Steroid cell tumors, NOS, usually occur in adults with an average age at diagnosis of 47 years [13]. The clinical presentations are not specific, including abdominal pain, distention, and bloating. However, the more significant presentations are those associated with the hormonal activity and virilizing properties of the tumor, which accounts for 56%-77% of patients [7]. Signs and symptoms of masculinizing tumors usually take place in two definite phases, an early phase of defeminization and a subsequent phase of masculinization. Typically, a menstruating female will first notice oligomenorrhea or amenorrhea, which occurred in both of our patients. Common signs of masculinization include hirsutism, acne, clitoral enlargement, increased libido, sterility, enlargement of the larynx, deepening of the voice, and temporal alopecia.
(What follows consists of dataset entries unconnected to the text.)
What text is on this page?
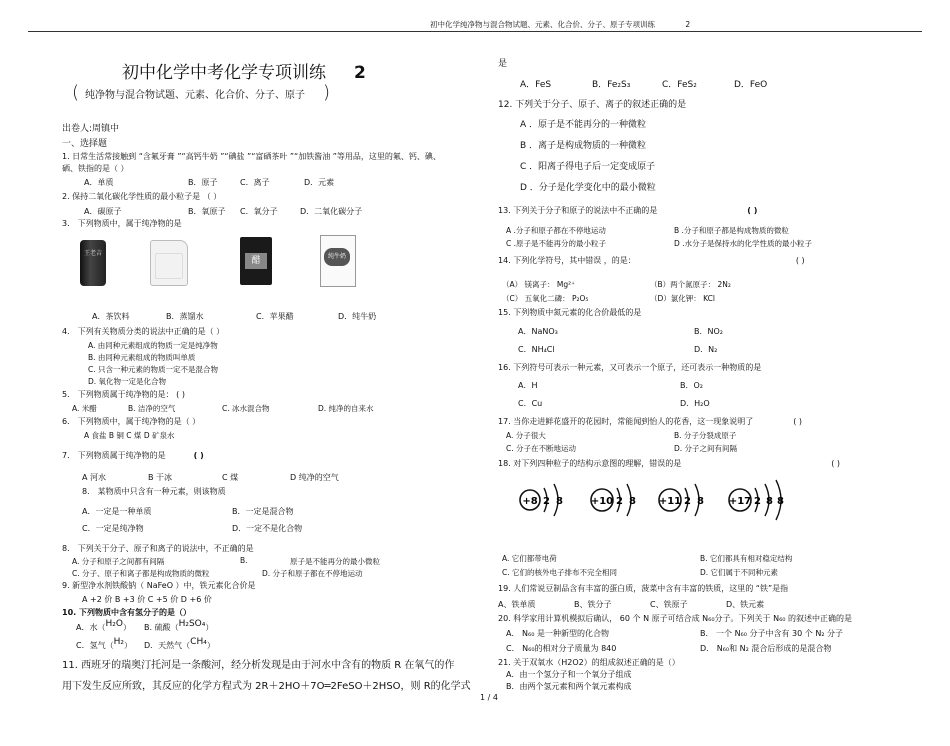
初中化学纯净物与混合物试题、元素、化合价、分子、原子专项训练	2
初中化学中考化学专项训练 2
( 纯净物与混合物试题、元素、化合价、分子、原子 )
出卷人:周镇中
一、选择题
1. 日常生活常接触到 “含氟牙膏 ”“高钙牛奶 ”“碘盐 ”“富硒茶叶 ”“加铁酱油 ”等用品，这里的氟、钙、碘、
硒、铁指的是（ ）
A．单质	B．原子	C．离子	D．元素
2. 保持二氧化碳化学性质的最小粒子是 （ ）
A．碳原子	B．氧原子 C．氧分子	D．二氧化碳分子
3． 下列物质中，属于纯净物的是
王老吉
醋	纯牛奶
A．茶饮料	B．蒸馏水	C．苹果醋	D．纯牛奶
4． 下列有关物质分类的说法中正确的是（ ）
A. 由同种元素组成的物质一定是纯净物
B. 由同种元素组成的物质叫单质
C. 只含一种元素的物质一定不是混合物
D. 氧化物一定是化合物
5． 下列物质属于纯净物的是： ( )
A. 米醋	B. 洁净的空气	C. 冰水混合物	D. 纯净的自来水
6． 下列物质中，属于纯净物的是（ ）
A 食盐 B 铜 C 煤 D 矿泉水
7． 下列物质属于纯净物的是	( )
A 河水	B 干冰	C 煤	D 纯净的空气
8． 某物质中只含有一种元素，则该物质
A．一定是一种单质	B．一定是混合物
C．一定是纯净物	D．一定不是化合物
8． 下列关于分子、原子和离子的说法中，不正确的是
A. 分子和原子之间都有间隔	B.	原子是不能再分的最小微粒
C. 分子、原子和离子都是构成物质的微粒	D. 分子和原子都在不停地运动
9. 新型净水剂铁酸钠（ NaFeO ）中，铁元素化合价是
A +2 价 B +3 价 C +5 价 D +6 价
10. 下列物质中含有氢分子的是（）
A．水（H₂O） B. 硫酸（H₂SO₄）
C．氢气（H₂） D．天然气（CH₄）
11. 西班牙的瑞奥汀托河是一条酸河，经分析发现是由于河水中含有的物质 R 在氧气的作
用下发生反应所致，其反应的化学方程式为 2R＋2HO＋7O═2FeSO＋2HSO，则 R的化学式
是
A．FeS	B．Fe₂S₃	C．FeS₂	D．FeO
12. 下列关于分子、原子、离子的叙述正确的是
A ．原子是不能再分的一种微粒
B ．离子是构成物质的一种微粒
C ．阳离子得电子后一定变成原子
D ．分子是化学变化中的最小微粒
13. 下列关于分子和原子的说法中不正确的是	( )
A .分子和原子都在不停地运动	B .分子和原子都是构成物质的微粒
C .原子是不能再分的最小粒子	D .水分子是保持水的化学性质的最小粒子
14. 下列化学符号，其中错误 ，的是：	( )
（A） 镁离子： Mg²⁺	（B）两个氮原子： 2N₂
（C） 五氧化二磷： P₂O₅	（D）氯化钾： KCl
15. 下列物质中氮元素的化合价最低的是
A．NaNO₃	B．NO₂
C．NH₄Cl	D．N₂
16. 下列符号可表示一种元素，又可表示一个原子，还可表示一种物质的是
A．H	B．O₂
C．Cu	D．H₂O
17. 当你走进鲜花盛开的花园时，常能闻到怡人的花香，这一现象说明了	( )
A. 分子很大	B. 分子分裂成原子
C. 分子在不断地运动	D. 分子之间有间隔
18. 对下列四种粒子的结构示意图的理解，错误的是	( )
+8 2 8	+10 2 8 +11 2 8 +17 2 8 8
A. 它们都带电荷	B. 它们都具有相对稳定结构
C. 它们的核外电子排布不完全相同	D. 它们属于不同种元素
19. 人们常说豆制品含有丰富的蛋白质，菠菜中含有丰富的铁质，这里的 “铁”是指
A、铁单质	B、铁分子	C、铁原子	D、铁元素
20. 科学家用计算机模拟后确认， 60 个 N 原子可结合成 N₆₀分子。下列关于 N₆₀ 的叙述中正确的是
A． N₆₀ 是一种新型的化合物	B． 一个 N₆₀ 分子中含有 30 个 N₂ 分子
C． N₆₀的相对分子质量为 840	D． N₆₀和 N₂ 混合后形成的是混合物
21. 关于双氧水（H2O2）的组成叙述正确的是（）
A．由一个氢分子和一个氧分子组成
B．由两个氢元素和两个氧元素构成
1 / 4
The diagnosis of steroid cell tumors, NOS, should be made on the basis of the clinical virilizing syndromes, the microscopic pictures, as well as immune reactivity to some immunohistochemical markers. Inhibin and calretinin were thought to be sensitive and robust markers in differentiating sex cord-stromal from non-sex cord-stromal tumors [14]. Our patients had a positive inhibin and calretinin stain, which supported the diagnosis of steroid cell tumors, NOS.
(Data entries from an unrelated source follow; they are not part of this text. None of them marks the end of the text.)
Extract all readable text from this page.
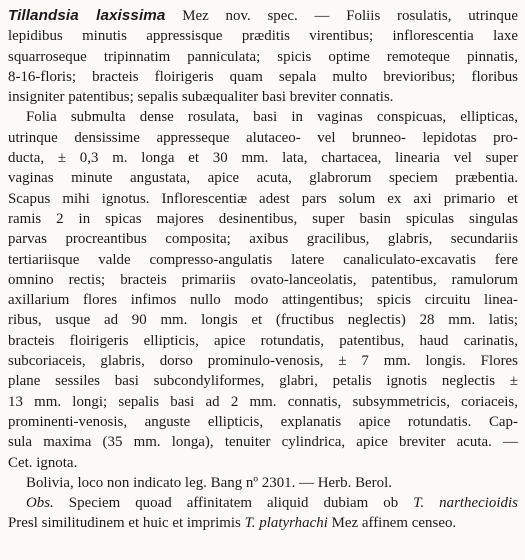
Tillandsia laxissima Mez nov. spec. — Foliis rosulatis, utrinque
lepidibus minutis appressisque præditis virentibus; inflorescentia laxe
squarroseque tripinnatim panniculata; spicis optime remoteque pinnatis,
8-16-floris; bracteis floirigeris quam sepala multo brevioribus; floribus
insigniter patentibus; sepalis subæqualiter basi breviter connatis.
Folia submulta dense rosulata, basi in vaginas conspicuas, ellipticas,
utrinque densissime appresseque alutaceo- vel brunneo- lepidotas pro-
ducta, ± 0,3 m. longa et 30 mm. lata, chartacea, linearia vel super
vaginas minute angustata, apice acuta, glabrorum speciem præbentia.
Scapus mihi ignotus. Inflorescentiæ adest pars solum ex axi primario et
ramis 2 in spicas majores desinentibus, super basin spiculas singulas
parvas procreantibus composita; axibus gracilibus, glabris, secundariis
tertiariisque valde compresso-angulatis latere canaliculato-excavatis fere
omnino rectis; bracteis primariis ovato-lanceolatis, patentibus, ramulorum
axillarium flores infimos nullo modo attingentibus; spicis circuitu linea-
ribus, usque ad 90 mm. longis et (fructibus neglectis) 28 mm. latis;
bracteis floirigeris ellipticis, apice rotundatis, patentibus, haud carinatis,
subcoriaceis, glabris, dorso prominulo-venosis, ± 7 mm. longis. Flores
plane sessiles basi subcondyliformes, glabri, petalis ignotis neglectis ±
13 mm. longi; sepalis basi ad 2 mm. connatis, subsymmetricis, coriaceis,
prominenti-venosis, anguste ellipticis, explanatis apice rotundatis. Cap-
sula maxima (35 mm. longa), tenuiter cylindrica, apice breviter acuta. —
Cet. ignota.
Bolivia, loco non indicato leg. Bang nº 2301. — Herb. Berol.
Obs. Speciem quoad affinitatem aliquid dubiam ob T. narthecioidis
Presl similitudinem et huic et imprimis T. platyrhachi Mez affinem censeo.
The most important factor to be determined in steroid cell tumors of the ovary is whether the tumor has malignant features or not. The incidence of clinical malignancy among the steroid cell tumors has been documented. Hayes and Scully identified five pathologic features that are highly associated with malignancy [1] (Table 2). We found that our second patient met all of the five malignant features (Table 2). In addition, we identified the intravascular tumor embolus in our malignant case. The presence of tumor embolus not only supports the diagnosis of malignancy, but also predicts a poor prognosis of such disease.

Table 2 Predictive pathological characteristics of malignancy for ovarian steroid cell tumors, NOS (by Hayes and Scully)
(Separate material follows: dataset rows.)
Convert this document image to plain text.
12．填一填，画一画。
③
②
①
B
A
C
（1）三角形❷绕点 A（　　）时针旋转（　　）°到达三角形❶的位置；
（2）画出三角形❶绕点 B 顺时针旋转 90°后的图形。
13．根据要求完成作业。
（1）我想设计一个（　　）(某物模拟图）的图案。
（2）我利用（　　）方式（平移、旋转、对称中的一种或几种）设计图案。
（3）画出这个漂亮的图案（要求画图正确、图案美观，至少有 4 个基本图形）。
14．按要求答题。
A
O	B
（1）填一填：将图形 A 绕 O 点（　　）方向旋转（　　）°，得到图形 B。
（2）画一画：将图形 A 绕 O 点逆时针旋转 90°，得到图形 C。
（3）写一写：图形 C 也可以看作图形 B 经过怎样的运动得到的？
The mainstay treatment of ovarian steroid cell tumor is surgery. In general, conservative surgery with unilateral oophorectomy and proper staging should be performed in women with stage I disease who desire future fertility. For women who have completed childbearing, total abdominal hysterectomy with bilateral salpingo-oophorectomy and complete surgical staging is indicated [15]. Base on the literature study, we believe that our benign case is the first one that underwent a laproscopic cystectomy. Adjuvant chemotherapy should be based on the histologic appearance of the tumor and on its surgical stage. However, there are no well defined chemotherapy guidelines for clinical management of steroid cell tumor. PVB (cisplatin, vincristine, and bleomycin) or BEP (bleomycin, etoposide, and cisplatin) was recommended by some authors [15].

Conclusions

Steroid cell tumors, NOS, are rare ovarian tumors which can be difficult to diagnose. Careful history and physical examination, in addition to laboratory values and imaging studies, are helpful in making the diagnosis. These tumors should be considered a cause of isosexual precocious puberty in children and virilization in adults. Any patient who presents with virilism should be investigated systematically to determine if the high testosterone levels are of an adrenal or ovarian origin. Therapy should be individualized based on tumor histology, surgical staging, and the desire for fertility preserving. Malignant steroid cell tumors, NOS, should be managed with surgical removal followed by combination chemotherapy.